Valkanoviella

Scientific classification
- Clade: Viridiplantae
- Division: Chlorophyta
- Class: Chlorophyceae
- Order: Chlamydomonadales
- Family: Chlorococcaceae
- Genus: Valkanoviella Bourrelly
- Species: V. vaucheriae
- Binomial name: Valkanoviella vaucheriae Bourrelly

= Valkanoviella =

- Genus: Valkanoviella
- Species: vaucheriae
- Authority: Bourrelly
- Parent authority: Bourrelly

Genus of algae

Valkanoviella is a monotypic genus of green algae, in the family Chlorococcaceae. It only contains one known species, Valkanoviella vaucheriae .
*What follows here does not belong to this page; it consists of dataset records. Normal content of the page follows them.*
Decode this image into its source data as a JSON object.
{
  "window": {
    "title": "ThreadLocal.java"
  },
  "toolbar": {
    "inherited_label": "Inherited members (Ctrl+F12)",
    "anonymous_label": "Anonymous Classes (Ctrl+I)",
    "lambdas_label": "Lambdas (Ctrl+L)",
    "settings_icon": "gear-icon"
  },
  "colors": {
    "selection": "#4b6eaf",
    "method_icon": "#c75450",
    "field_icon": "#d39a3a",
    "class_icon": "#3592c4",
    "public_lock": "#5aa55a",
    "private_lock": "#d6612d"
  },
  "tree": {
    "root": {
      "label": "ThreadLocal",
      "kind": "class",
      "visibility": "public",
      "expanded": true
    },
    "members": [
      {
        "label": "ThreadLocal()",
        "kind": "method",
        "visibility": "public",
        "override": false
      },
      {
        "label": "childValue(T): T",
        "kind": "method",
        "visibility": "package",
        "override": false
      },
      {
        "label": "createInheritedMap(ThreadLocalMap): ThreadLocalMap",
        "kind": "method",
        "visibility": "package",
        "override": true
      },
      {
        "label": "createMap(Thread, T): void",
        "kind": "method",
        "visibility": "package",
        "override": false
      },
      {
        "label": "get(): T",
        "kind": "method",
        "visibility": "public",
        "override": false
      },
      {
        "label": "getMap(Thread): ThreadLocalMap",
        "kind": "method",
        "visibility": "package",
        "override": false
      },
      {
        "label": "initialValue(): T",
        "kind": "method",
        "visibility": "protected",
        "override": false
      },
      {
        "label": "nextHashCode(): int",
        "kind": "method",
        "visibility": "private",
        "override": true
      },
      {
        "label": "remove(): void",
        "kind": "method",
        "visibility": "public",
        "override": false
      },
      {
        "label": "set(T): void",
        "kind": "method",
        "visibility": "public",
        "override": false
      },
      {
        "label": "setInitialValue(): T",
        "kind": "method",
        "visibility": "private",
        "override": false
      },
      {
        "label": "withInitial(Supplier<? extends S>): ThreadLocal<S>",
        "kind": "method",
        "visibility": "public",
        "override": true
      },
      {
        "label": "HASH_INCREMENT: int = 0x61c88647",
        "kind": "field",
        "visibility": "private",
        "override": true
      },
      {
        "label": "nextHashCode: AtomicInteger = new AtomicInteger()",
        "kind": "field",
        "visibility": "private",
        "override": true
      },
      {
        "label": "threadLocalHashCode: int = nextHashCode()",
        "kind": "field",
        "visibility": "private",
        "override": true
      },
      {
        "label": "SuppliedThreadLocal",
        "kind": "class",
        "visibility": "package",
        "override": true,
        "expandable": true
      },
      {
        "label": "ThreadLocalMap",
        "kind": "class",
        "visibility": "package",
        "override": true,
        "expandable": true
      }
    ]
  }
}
The genus was circumscribed by Pierre Paul Charles Bourrelly in Rev. Algol. ser.2, vol.8 on page 65 in 1965.

The genus name of Valkanoviella is in honour of Alexander Konstantinov Valkanov (1904–1971), who was a Bulgarian zoologist and Hydrobiologist (Mycology, Algology and Protistology). From 1942 - 196,3 he was a teacher at the Marine Biology Station in Varna, Bulgaria. Also in 1953, he was Professor at the Zoological Institute and Museum of the Bulgarian Academy of Sciences in Sofia.